Thursday, 2 October 2008

The Boob Tube: Will Everything at NBC Be Coming Up Rosie?

Ben Silverman is sort of like Harvey Weinstein, in the fact that he is a gift that keeps on giving to folks like me who like to discuss the shortcomings and bunglings of Hollywood moguls. His latest misadventure are reports that he has signed former comedian, talk show host, and View spewer Rosie O'Donnell to host a new prime time variety show. (h/t Defamer)

Can anyone say: Massive stink-bomb?

I'm afraid that Rosie O'Donnell burned too many bridges with her past antics, and alienating that precious flyover country audience. And don't say it's because she's a lesbian, Ellen Degeneres is as out as a lesbian can be, and has ratings that have been consistently going up while even daytime Queen Oprah is slipping. That's because while Ellen plays to the audience, Rosie plays to the Axis of Ego and its satellites in upscale Manhattan neighbourhoods and the Hamptons. Where Ellen comes across as the goofy average person that most Americans would accept as their wacky neighbour, Rosie comes across as shrill, obnoxious, narrow-minded, and openly hostile and affressive to anyone who differs from her opinions in the slightest.

Rosie's fame is derived from kissing up to those more famous than her. She got her boost from "best friend" parts in chick flicks to her own talk show because she was friends with famous people and usually kissed their asses. While the show did succeed for a while, people got bored with her wild swings between brown-nosing Tom Cruise, and attacking Tom Selleck. H

er time on
The View did boost the ratings for a while, but not out of any real affection for her, but out of a sense of schadenfreude over what craziness would come stumbling out of her mouth. And let's not forget her claims that "fire does not melt steel" and that 9/11 was a secret conspiracy between the Bush Administration, the Freemasons, and the Girl Guides.

Oh, people will watch, for a little while, but mostly out that same sense of schadefreude of seeing rich celebrities debase themselves in public in sub-standard sketches and musical acts.

But there's another reason the show will ultimately fail.

The art of prime time variety broadcast network shows in North America is dead.

It died the day Carol Burnett retired her long running show in 1978.
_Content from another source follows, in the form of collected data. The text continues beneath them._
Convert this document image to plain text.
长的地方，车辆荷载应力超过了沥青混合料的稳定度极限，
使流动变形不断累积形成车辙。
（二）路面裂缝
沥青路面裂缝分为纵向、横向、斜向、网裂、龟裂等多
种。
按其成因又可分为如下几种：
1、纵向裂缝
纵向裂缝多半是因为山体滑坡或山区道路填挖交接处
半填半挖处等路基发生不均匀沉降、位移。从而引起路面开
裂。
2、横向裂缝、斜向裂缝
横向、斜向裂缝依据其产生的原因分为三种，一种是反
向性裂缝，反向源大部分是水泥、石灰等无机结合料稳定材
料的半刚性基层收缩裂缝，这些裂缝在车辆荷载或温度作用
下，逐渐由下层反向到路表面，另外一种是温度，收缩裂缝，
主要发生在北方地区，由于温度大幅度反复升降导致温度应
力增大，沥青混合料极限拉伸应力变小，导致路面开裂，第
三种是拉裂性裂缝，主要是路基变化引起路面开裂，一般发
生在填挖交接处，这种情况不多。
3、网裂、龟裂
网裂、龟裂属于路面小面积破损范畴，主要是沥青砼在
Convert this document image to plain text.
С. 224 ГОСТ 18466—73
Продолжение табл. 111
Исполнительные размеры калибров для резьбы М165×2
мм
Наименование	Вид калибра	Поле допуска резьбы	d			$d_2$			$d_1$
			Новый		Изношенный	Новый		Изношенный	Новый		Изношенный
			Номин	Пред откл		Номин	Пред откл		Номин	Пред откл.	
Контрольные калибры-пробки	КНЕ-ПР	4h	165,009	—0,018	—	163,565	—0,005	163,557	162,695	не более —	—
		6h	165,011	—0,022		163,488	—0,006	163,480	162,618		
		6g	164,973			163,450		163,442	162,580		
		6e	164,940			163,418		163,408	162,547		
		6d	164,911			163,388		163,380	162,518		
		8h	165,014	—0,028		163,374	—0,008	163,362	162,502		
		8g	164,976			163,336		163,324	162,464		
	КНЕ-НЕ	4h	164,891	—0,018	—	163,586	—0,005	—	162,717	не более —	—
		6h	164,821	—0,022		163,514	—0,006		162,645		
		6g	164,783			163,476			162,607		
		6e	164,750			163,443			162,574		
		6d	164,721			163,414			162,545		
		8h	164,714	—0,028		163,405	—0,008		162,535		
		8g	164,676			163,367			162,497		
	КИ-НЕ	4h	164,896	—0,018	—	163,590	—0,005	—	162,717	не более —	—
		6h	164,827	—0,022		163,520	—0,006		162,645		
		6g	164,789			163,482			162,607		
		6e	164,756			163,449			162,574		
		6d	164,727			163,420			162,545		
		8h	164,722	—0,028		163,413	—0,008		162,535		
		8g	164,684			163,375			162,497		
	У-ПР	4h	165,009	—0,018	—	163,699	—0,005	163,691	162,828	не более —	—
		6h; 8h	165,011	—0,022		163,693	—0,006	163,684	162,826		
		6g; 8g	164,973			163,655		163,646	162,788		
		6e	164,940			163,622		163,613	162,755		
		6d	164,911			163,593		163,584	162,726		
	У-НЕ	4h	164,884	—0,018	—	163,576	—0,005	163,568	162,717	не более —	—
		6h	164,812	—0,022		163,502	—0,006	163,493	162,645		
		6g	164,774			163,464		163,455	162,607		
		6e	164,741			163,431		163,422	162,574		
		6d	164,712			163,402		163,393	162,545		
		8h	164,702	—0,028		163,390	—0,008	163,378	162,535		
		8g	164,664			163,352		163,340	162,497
Why did prime time variety die?

There are several reasons.

1. The Star Has To Be The Centre Of The Show: Back in the 70s just about everybody famous had their own variety show. Most were quickly forgotten. The singer Tony Orlando had his own show, and found the schedule gruelling and exhausting, but alway noticed that Carol Burnett, who shot her show in the next studio always looked rested and fresh. He asked her how she was able to survive the grind, she said "Get a Harvey Korman." Basically it meant that any memorable variety show had to have a top notch ensemble, and that each member of that ensemble had to have a moment to shine.

Burnett didn't have to be the centre, or even appear,
in every sketch. Gladly letting her supporting cast have their moments in the spotlight. It made them look good, it made her look good, and it made the show better, because it expanded the scope the writers had to work within. While you may have a fair sketch for Burnett to star in, if you had a really killer sketch for Korman and Conway, she'd say go for the killer. Pleasing the audience was what mattered not feeding her ego. (The paychecks from owning a piece of the wildly successful show were compensation enough)

Nowadays there can only be one star, and all the rest must be anonymous stooges, serving only to deliver straight lines and step back while that "star" did their thing. Anyone who dares to outshine the star is immediately dispensed with, for fear of displeasing the star.

2. Too Many Try Too Hard To Be Hip: Look back at the old Carol Burnett sketches, and while the clothes and the hairstyles place the show within a certain time, they don't feel particularly dated, while other shows seem embarrassingly dated. That's because the Burnett show really didn't deal with what was considered cool or hip, and when they did acknowledge it, it was as a target of satire, not as a bandwagon to hop onto.

3. Too Many Hollywood Stars Take Themselves Way Too Seriously: When you look at the old shows, with Dean Martin, Carol Burnett, Bob Hope's specials, they almost always featured big stars acting goofy, ad libbing, and generally making asses of themselves. Most modern stars, excepting a rare few, really don't know what to do if the sketch goes off the script by even a hair. They're too scared about hurting their image to do something really silly just for a laugh.

Most couldn't hack it doing live sketch comedy without a sizable safety net, it's damn hard, I know, because they think too much of themselves. Many of the Golden Age stars, no matter how huge, considered themselves professional entertainers, working class folks, not some special elite granted privileges because of their celebrity. Most, unlike John Wayne, wouldn't put on the bunny outfit unless they thought it made some sort of grand political point that makes sense only to themselves. They don't just go for a laugh for the sake of a laugh.

Oh well, at least Rosie's show won't be on that long.